Depuis la dissolution de la base aérienne militaire de Francazal, les 290 hectares sont à reconvertir. A ce jour, il semble qu'en plus d'un aéroport civil, le projet de studios de cinéma a été approuvé par le gouvernement. Que ce soit pour l'un ou l'autre de ces projets, les besoins, les souhaits ou les exigences de la population ne sont jamais rentrés en ligne de compte dans les décisions.
D'après la dépêche du Midi, il est question que le projet de studio procure 5000 emplois potentiels dans des dizaines de métiers. Mais ce qui n'est pas potentiel mais bien réel, toujours d'après la Dépêche du Midi, c'est que la parcelle ait été rachetée à 1000€ l'hectare par un entrepreneur local, Bruno Granja, qui ferait ainsi une excellente affaire et aurait l'exploitation du site, et - n'en doutons pas - toutes les aides publiques qu'il demandera pour son petit commerce. Il n'en est d'ailleurs pas à son coup d'essai, puisqu'il a déjà fermé deux entreprises situées sur des terrains vendus à crédit par la municipalité, il y a plusieurs dizaines d'années.
Cette affaire illustre de toute façon le peu de cas des besoins de la population. A-t-on laissé le choix aux habitants de Cugnaux et des communes voisines ? N'y a-t-il pas des besoins non satisfaits en matière de logements sociaux, en infrastructures routières ou de transports publics, en structures culturelles ? Et pourquoi l'Etat, plutôt qu'un entrepreneur privé ne se chargerait-il pas de la reconversion du site après avoir organisé un vrai débat public sur la question ?
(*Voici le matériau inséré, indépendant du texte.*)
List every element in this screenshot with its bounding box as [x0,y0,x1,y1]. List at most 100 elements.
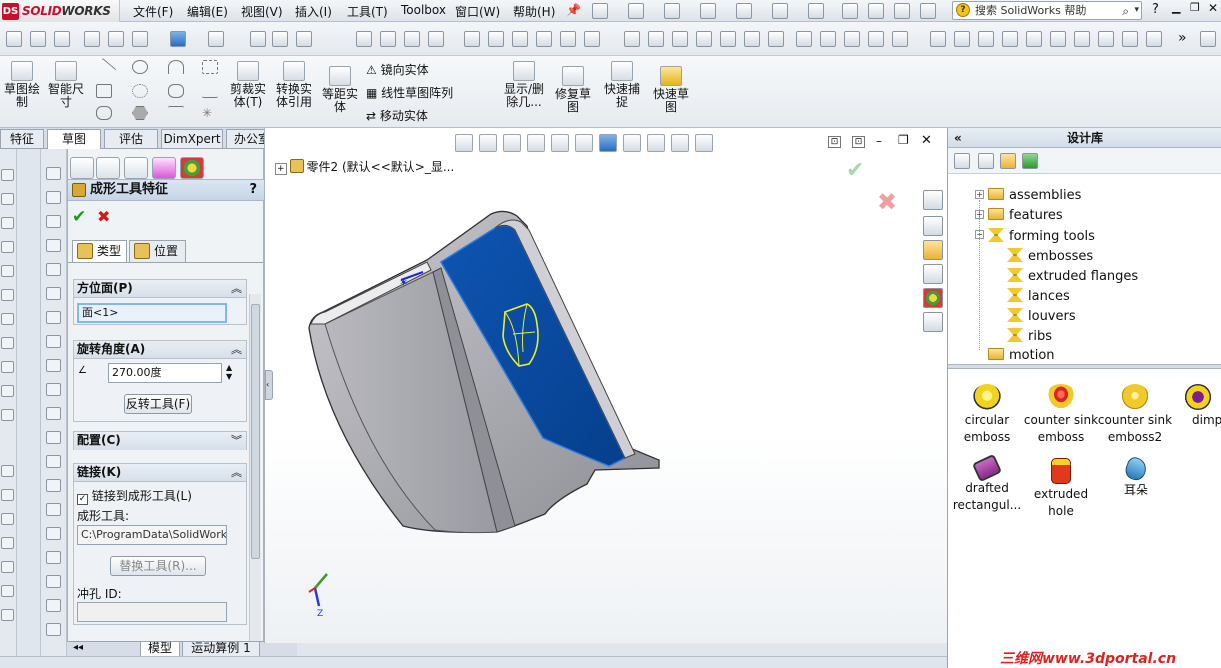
redo-icon[interactable] [772,3,788,19]
mirror-entities-button[interactable]: ⚠ 镜向实体 [366,61,429,78]
line-icon[interactable] [93,57,117,81]
sketch-button[interactable]: 草图绘 制 [2,61,42,109]
slot-icon[interactable] [96,106,112,120]
menu-toolbox[interactable]: Toolbox [401,3,446,17]
repair-sketch-button[interactable]: 修复草 图 [552,66,594,114]
link-checkbox[interactable]: ✓ 链接到成形工具(L) [77,487,192,505]
feature-tool-11-icon[interactable] [868,31,884,47]
tool-icon[interactable] [46,551,61,564]
tree-item-embosses[interactable]: embosses [1007,248,1093,265]
tool-icon[interactable] [46,239,61,252]
tree-item-lances[interactable]: lances [1007,288,1070,305]
zoom-area-icon[interactable] [30,31,46,47]
more-icon[interactable]: » [1178,30,1187,46]
tool-icon[interactable] [1,289,14,301]
group-header[interactable]: 链接(K) ︽ [74,464,246,482]
sketch-tool-2-icon[interactable] [380,31,396,47]
new-file-icon[interactable] [592,3,608,19]
feature-tool-4-icon[interactable] [696,31,712,47]
sketch-tool-9-icon[interactable] [560,31,576,47]
library-item-ear[interactable]: 耳朵 [1098,455,1174,499]
dimxpert-icon[interactable] [152,157,176,179]
search-input[interactable]: 搜索 SolidWorks 帮助 [975,4,1086,17]
feature-tool-8-icon[interactable] [796,31,812,47]
tree-item-extruded-flanges[interactable]: extruded flanges [1007,268,1138,285]
tab-dimxpert[interactable]: DimXpert [161,129,223,148]
ellipse-icon[interactable] [168,84,184,98]
tab-sketch[interactable]: 草图 [47,129,101,149]
display-delete-relations-button[interactable]: 显示/删 除几... [500,61,548,109]
collapse-pane-icon[interactable]: « [954,128,962,148]
scroll-left-icon[interactable]: ◂◂ [73,642,83,653]
display-style-icon[interactable] [170,31,186,47]
circle-icon[interactable] [132,60,148,74]
dynamic-annotation-icon[interactable] [108,31,124,47]
construction-icon[interactable] [202,60,218,74]
sketch-tool-3-icon[interactable] [404,31,420,47]
tool-icon[interactable] [1,537,14,549]
options-icon[interactable] [894,3,910,19]
linear-pattern-button[interactable]: ▦ 线性草图阵列 [366,84,453,101]
tool-icon[interactable] [46,215,61,228]
toolbar-end-icon[interactable] [1200,31,1216,47]
feature-tool-7-icon[interactable] [768,31,784,47]
view-palette-icon[interactable] [923,264,943,284]
tool-icon[interactable] [1,489,14,501]
home-icon[interactable] [923,190,943,210]
select-icon[interactable] [808,3,824,19]
new-folder-icon[interactable] [1000,153,1016,169]
pin-icon[interactable]: 📌 [566,3,581,17]
question-icon[interactable]: ? [1152,2,1159,17]
group-header[interactable]: 旋转角度(A) ︽ [74,341,246,359]
tab-features[interactable]: 特征 [0,129,44,148]
tool-icon[interactable] [1,561,14,573]
tool-icon[interactable] [1,409,14,421]
tree-item-ribs[interactable]: ribs [1007,328,1052,345]
menu-window[interactable]: 窗口(W) [455,3,500,20]
smart-dimension-button[interactable]: 智能尺 寸 [44,61,88,109]
spell-check-icon[interactable] [930,31,946,47]
library-item-extruded-hole[interactable]: extruded hole [1022,458,1100,520]
table-icon[interactable] [978,31,994,47]
feature-tool-3-icon[interactable] [672,31,688,47]
tool-icon[interactable] [46,359,61,372]
custom-properties-icon[interactable] [923,312,943,332]
restore-icon[interactable]: ❐ [1190,1,1200,14]
fillet-icon[interactable] [168,106,184,120]
tab-position[interactable]: 位置 [129,240,186,262]
sum-icon[interactable] [1122,31,1138,47]
convert-entities-button[interactable]: 转换实 体引用 [272,61,316,109]
tool-icon[interactable] [46,455,61,468]
spin-buttons-icon[interactable]: ▲ ▼ [226,363,232,381]
tool-icon[interactable] [46,287,61,300]
quick-snaps-button[interactable]: 快速捕 捉 [600,61,644,109]
close-icon[interactable]: ✕ [1208,1,1218,15]
menu-help[interactable]: 帮助(H) [513,3,555,20]
library-item-circular-emboss[interactable]: circular emboss [948,384,1026,446]
pane-splitter[interactable] [948,364,1221,369]
file-properties-icon[interactable] [868,3,884,19]
offset-entities-button[interactable]: 等距实 体 [320,66,360,114]
tab-type[interactable]: 类型 [72,240,127,262]
feature-tool-1-icon[interactable] [624,31,640,47]
tool-icon[interactable] [1,465,14,477]
search-icon[interactable]: ⌕ [1122,3,1129,20]
tool-icon[interactable] [46,407,61,420]
rapid-sketch-button[interactable]: 快速草 图 [648,66,694,114]
trim-button[interactable]: 剪裁实 体(T) [228,61,268,109]
replace-tool-button[interactable]: 替换工具(R)... [110,556,206,576]
cancel-x-icon[interactable]: ✖ [97,207,110,226]
library-item-counter-sink-emboss[interactable]: counter sink emboss [1022,384,1100,446]
flip-tool-button[interactable]: 反转工具(F) [124,394,192,414]
tool-icon[interactable] [46,191,61,204]
tool-icon[interactable] [46,527,61,540]
tool-icon[interactable] [1,361,14,373]
evaluate-icon[interactable] [1074,31,1090,47]
refresh-icon[interactable] [1022,153,1038,169]
save-icon[interactable] [664,3,680,19]
tool-icon[interactable] [46,623,61,636]
measure-icon[interactable] [1146,31,1162,47]
feature-tool-2-icon[interactable] [648,31,664,47]
customize-icon[interactable] [920,3,936,19]
gauge-icon[interactable] [1026,31,1042,47]
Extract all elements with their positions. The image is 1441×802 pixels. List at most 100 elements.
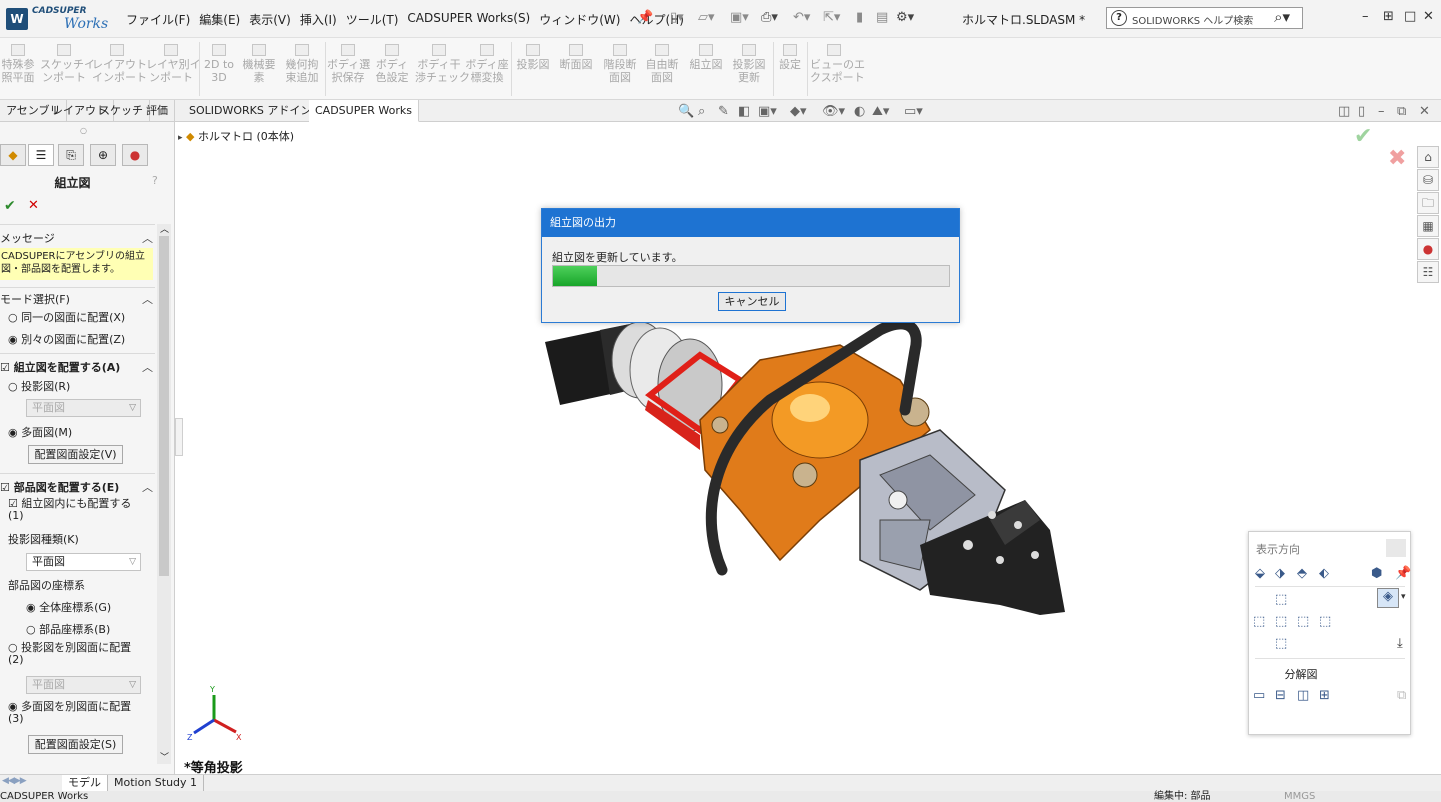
confirm-cancel-x-icon[interactable]: ✖ <box>1388 146 1406 171</box>
print-icon[interactable]: ⎙▾ <box>761 10 778 25</box>
radio-multi-view[interactable]: ◉ 多面図(M) <box>8 424 72 440</box>
ok-check-icon[interactable]: ✔ <box>4 198 16 214</box>
menu-window[interactable]: ウィンドウ(W) <box>539 11 620 28</box>
property-manager-tab-icon[interactable]: ☰ <box>28 144 54 166</box>
hide-show-icon[interactable]: 👁▾ <box>822 104 845 119</box>
tab-motion-study[interactable]: Motion Study 1 <box>108 775 205 792</box>
save-icon[interactable]: ▣▾ <box>730 10 749 25</box>
cmd-sketch-import[interactable]: スケッチイ ンポート <box>40 44 95 84</box>
cmd-body-save[interactable]: ボディ選 択保存 <box>327 44 370 84</box>
zoom-to-fit-icon[interactable]: 🔍 <box>678 104 694 119</box>
appearances-icon[interactable]: ● <box>1417 238 1439 260</box>
normal-to-icon[interactable]: ⤓ <box>1397 636 1403 651</box>
rebuild-icon[interactable]: ▮ <box>856 10 863 25</box>
cmd-assembly-drawing[interactable]: 組立図 <box>686 44 726 71</box>
top-view-icon[interactable]: ⬚ <box>1275 592 1287 607</box>
view-palette-icon[interactable]: ▦ <box>1417 215 1439 237</box>
cadsuper-works-logo[interactable]: W CADSUPER Works <box>6 6 110 34</box>
new-document-icon[interactable]: ▯▾ <box>670 10 684 25</box>
cmd-special-ref-plane[interactable]: 特殊参 照平面 <box>0 44 36 84</box>
parts-drawing-checkbox[interactable]: ☑ 部品図を配置する(E) <box>0 479 119 495</box>
viewport-minimize-icon[interactable]: – <box>1378 104 1385 119</box>
cmd-section[interactable]: 断面図 <box>556 44 596 71</box>
projection-type-select[interactable]: 平面図 ▽ <box>26 553 141 571</box>
collapse-handle-icon[interactable]: ○ <box>80 126 87 135</box>
menu-edit[interactable]: 編集(E) <box>199 11 240 28</box>
layout-setting-s-button[interactable]: 配置図面設定(S) <box>28 735 123 754</box>
message-header[interactable]: メッセージ <box>0 230 55 246</box>
tab-navigation-arrows-icon[interactable]: ◀◀▶▶ <box>2 776 27 786</box>
tab-model[interactable]: モデル <box>62 775 108 792</box>
link-views-icon[interactable]: ⬢ <box>1371 566 1382 581</box>
isometric-view-icon[interactable]: ◈ <box>1377 588 1399 608</box>
cmd-body-coordinate[interactable]: ボディ座 標変換 <box>465 44 509 84</box>
pin-palette-icon[interactable]: 📌 <box>1395 566 1411 581</box>
dimxpert-tab-icon[interactable]: ⊕ <box>90 144 116 166</box>
menu-view[interactable]: 表示(V) <box>249 11 291 28</box>
dialog-cancel-button[interactable]: キャンセル <box>718 292 786 311</box>
projection-other-select[interactable]: 平面図 ▽ <box>26 676 141 694</box>
appearance-icon[interactable]: ◐ <box>854 104 865 119</box>
restore-icon[interactable]: ⊞ <box>1383 9 1394 24</box>
single-view-icon[interactable]: ▭ <box>1253 688 1265 703</box>
radio-part-coord[interactable]: ○ 部品座標系(B) <box>26 621 110 637</box>
custom-properties-icon[interactable]: ☷ <box>1417 261 1439 283</box>
viewport-restore-icon[interactable]: ⧉ <box>1397 104 1406 119</box>
file-properties-icon[interactable]: ▤ <box>876 10 888 25</box>
cancel-x-icon[interactable]: ✕ <box>28 198 39 213</box>
previous-view-icon[interactable]: ✎ <box>718 104 729 119</box>
cmd-2d-to-3d[interactable]: 2D to 3D <box>202 44 236 84</box>
cmd-step-section[interactable]: 階段断 面図 <box>600 44 640 84</box>
confirm-ok-check-icon[interactable]: ✔ <box>1354 124 1372 149</box>
close-icon[interactable]: ✕ <box>1423 9 1434 24</box>
window-split-icon[interactable]: ▯ <box>1358 104 1365 119</box>
panel-splitter-handle[interactable] <box>175 418 183 456</box>
assembly-drawing-checkbox[interactable]: ☑ 組立図を配置する(A) <box>0 359 120 375</box>
scroll-down-icon[interactable]: ﹀ <box>160 750 169 763</box>
search-icon[interactable]: ⌕▾ <box>1274 8 1290 26</box>
chevron-down-icon[interactable]: ▾ <box>1401 592 1406 602</box>
design-library-icon[interactable]: ⛁ <box>1417 169 1439 191</box>
menu-tools[interactable]: ツール(T) <box>346 11 399 28</box>
status-units[interactable]: MMGS <box>1284 791 1315 802</box>
viewport-close-icon[interactable]: ✕ <box>1419 104 1430 119</box>
view-palette-close[interactable] <box>1386 539 1406 557</box>
radio-separate-drawing[interactable]: ◉ 別々の図面に配置(Z) <box>8 331 125 347</box>
two-view-horizontal-icon[interactable]: ⊟ <box>1275 688 1286 703</box>
help-icon[interactable]: ? <box>152 174 158 187</box>
view-selector-2-icon[interactable]: ⬗ <box>1275 566 1285 581</box>
feature-manager-tab-icon[interactable]: ◆ <box>0 144 26 166</box>
new-view-icon[interactable]: ⬘ <box>1297 566 1307 581</box>
scroll-thumb[interactable] <box>159 236 169 576</box>
radio-global-coord[interactable]: ◉ 全体座標系(G) <box>26 599 111 615</box>
menu-insert[interactable]: 挿入(I) <box>300 11 337 28</box>
cmd-free-section[interactable]: 自由断 面図 <box>642 44 682 84</box>
section-view-icon[interactable]: ◧ <box>738 104 750 119</box>
minimize-icon[interactable]: – <box>1362 9 1369 24</box>
cmd-settings[interactable]: 設定 <box>776 44 804 71</box>
open-icon[interactable]: ▱▾ <box>698 10 715 25</box>
also-in-assembly-checkbox[interactable]: ☑ 組立図内にも配置する(1) <box>8 498 138 522</box>
back-view-icon[interactable]: ⬚ <box>1319 614 1331 629</box>
feature-tree-root[interactable]: ▸ ◆ ホルマトロ (0本体) <box>178 128 294 144</box>
tab-cadsuper-works[interactable]: CADSUPER Works <box>309 100 420 122</box>
cmd-machine-element[interactable]: 機械要素 <box>240 44 278 84</box>
mode-header[interactable]: モード選択(F) <box>0 291 70 307</box>
view-orientation-icon[interactable]: ▣▾ <box>758 104 777 119</box>
display-style-icon[interactable]: ◆▾ <box>790 104 807 119</box>
property-manager-scrollbar[interactable]: ︿ ﹀ <box>157 224 171 764</box>
right-view-icon[interactable]: ⬚ <box>1297 614 1309 629</box>
cmd-projection[interactable]: 投影図 <box>514 44 552 71</box>
menu-cadsuper-works[interactable]: CADSUPER Works(S) <box>407 11 530 28</box>
undo-icon[interactable]: ↶▾ <box>793 10 810 25</box>
cmd-layout-import[interactable]: レイアウト インポート <box>92 44 147 84</box>
scene-icon[interactable]: ⛰▾ <box>872 104 889 119</box>
radio-multi-other[interactable]: ◉ 多面図を別図面に配置(3) <box>8 701 143 725</box>
window-tile-icon[interactable]: ◫ <box>1338 104 1350 119</box>
cmd-layer-import[interactable]: レイヤ別イ ンポート <box>146 44 201 84</box>
bottom-view-icon[interactable]: ⬚ <box>1275 636 1287 651</box>
configuration-manager-tab-icon[interactable]: ⎘ <box>58 144 84 166</box>
front-view-icon[interactable]: ⬚ <box>1275 614 1287 629</box>
layout-setting-v-button[interactable]: 配置図面設定(V) <box>28 445 123 464</box>
file-explorer-icon[interactable]: 🗀 <box>1417 192 1439 214</box>
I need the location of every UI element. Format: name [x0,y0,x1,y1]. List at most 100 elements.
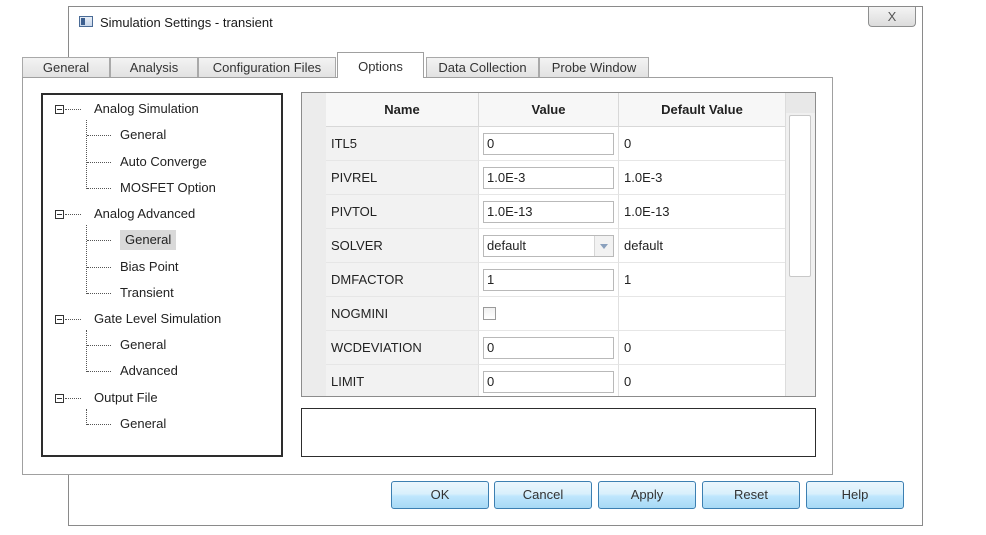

En réalité, l'Etat ne veut rien entreprendre de coûteux dans des domaines qui seraient pourtant utiles à la population, car il a consacré et consacre encore les finances publiques à aider les entrepreneurs grands ou moyens, les banquiers et les grands capitalistes. C'est la fameuse dette publique, dont aucun travailleur n'a vu la couleur, qui sert de prétexte à cette incurie.